Rush to replace antibiotics
Even the use of plant extracts, once dismissed as quack science, is attracting growing interest in the hunt for alternatives.
At the University of Leeds in England, biologists are experimenting with essential oils from thyme as a treatment for coccidiosis in chickens, one of the diseases currently controlled with in-feed antibiotics.
"Antibiotics are excellent growth promoters, and the ban will put EU farmers at a competitive disadvantage with producers elsewhere, so we are trying to find sustainable alternatives," said researcher Dr Henry Greathead.
Another Leeds University project is investigating the use of extracts from garlic and aniseed to increase digestive efficiency in cows.
Even if antibiotics were not being ruled out by the EU, they are becoming less effective at fighting infections a timely warning for farmers as bird flu becomes the latest agricultural bug to hit the headlines.
Basically, the more an antibiotic is used on farms, the more likely it is that bacteria will become resistant to it.
Meanwhile, there is increasing public concern that antibiotics damage human health by causing resistance.
This is just not a consumer scare: doctors know that increasing levels of antibiotic resistance have many potentially disastrous implications.

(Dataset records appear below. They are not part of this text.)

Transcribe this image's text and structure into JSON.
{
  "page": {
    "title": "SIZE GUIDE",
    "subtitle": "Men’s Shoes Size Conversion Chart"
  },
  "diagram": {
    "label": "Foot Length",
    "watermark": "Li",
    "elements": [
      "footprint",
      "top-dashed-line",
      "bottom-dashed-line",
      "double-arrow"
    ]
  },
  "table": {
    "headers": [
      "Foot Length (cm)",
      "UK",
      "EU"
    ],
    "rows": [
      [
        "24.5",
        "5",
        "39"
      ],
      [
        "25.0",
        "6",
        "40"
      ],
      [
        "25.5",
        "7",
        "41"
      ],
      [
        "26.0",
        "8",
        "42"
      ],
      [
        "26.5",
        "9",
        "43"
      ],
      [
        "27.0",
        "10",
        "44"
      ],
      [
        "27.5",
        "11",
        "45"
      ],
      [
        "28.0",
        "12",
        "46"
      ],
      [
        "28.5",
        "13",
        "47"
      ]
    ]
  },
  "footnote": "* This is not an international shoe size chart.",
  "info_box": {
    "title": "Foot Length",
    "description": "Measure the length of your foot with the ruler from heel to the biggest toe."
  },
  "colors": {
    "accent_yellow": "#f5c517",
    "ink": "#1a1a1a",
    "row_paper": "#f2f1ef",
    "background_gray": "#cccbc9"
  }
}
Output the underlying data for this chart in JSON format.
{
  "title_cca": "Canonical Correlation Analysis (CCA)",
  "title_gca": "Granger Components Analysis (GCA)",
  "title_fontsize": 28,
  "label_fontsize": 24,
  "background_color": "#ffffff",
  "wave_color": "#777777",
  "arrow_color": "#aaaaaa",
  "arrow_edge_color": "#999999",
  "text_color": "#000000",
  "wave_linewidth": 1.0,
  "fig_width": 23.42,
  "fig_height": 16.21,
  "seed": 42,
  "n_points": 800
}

For example, poisoning caused by food contaminated with antibiotic-resistant strains, is difficult to treat.
Some bacteria are now resistant to several antibiotics; these are called 'multi-drug resistant'.
Researchers say it is difficult to stop antibiotic resistance occurring, but they are looking for alternative anti-microbial therapies instead.
Here in Ireland, researchers from St Vincent's University Hospital Education and Research Centre, University College Dublin and Trinity College Dublin have teamed up to investigate anti-microbial peptides in chickens that might naturally protect against infection and might be potentially used instead of antibiotics.
Professor Cliona O'Farrelly at St Vincent's says the peptides can have potential uses in healthcare and foods.
They can be used directly to improve chickens' or pigs' immune systems.
They could be added to foods for people with special needs, such as immuno-suppressed, or older people who have an increased risk of infection, thus replacing antibiotics.
Food containing anti-microbial peptides may possess a function above and beyond its nutritional role and can then be termed "functional foods."
So far, the Irish research group have identified nine anti-microbial peptides in the chicken genome.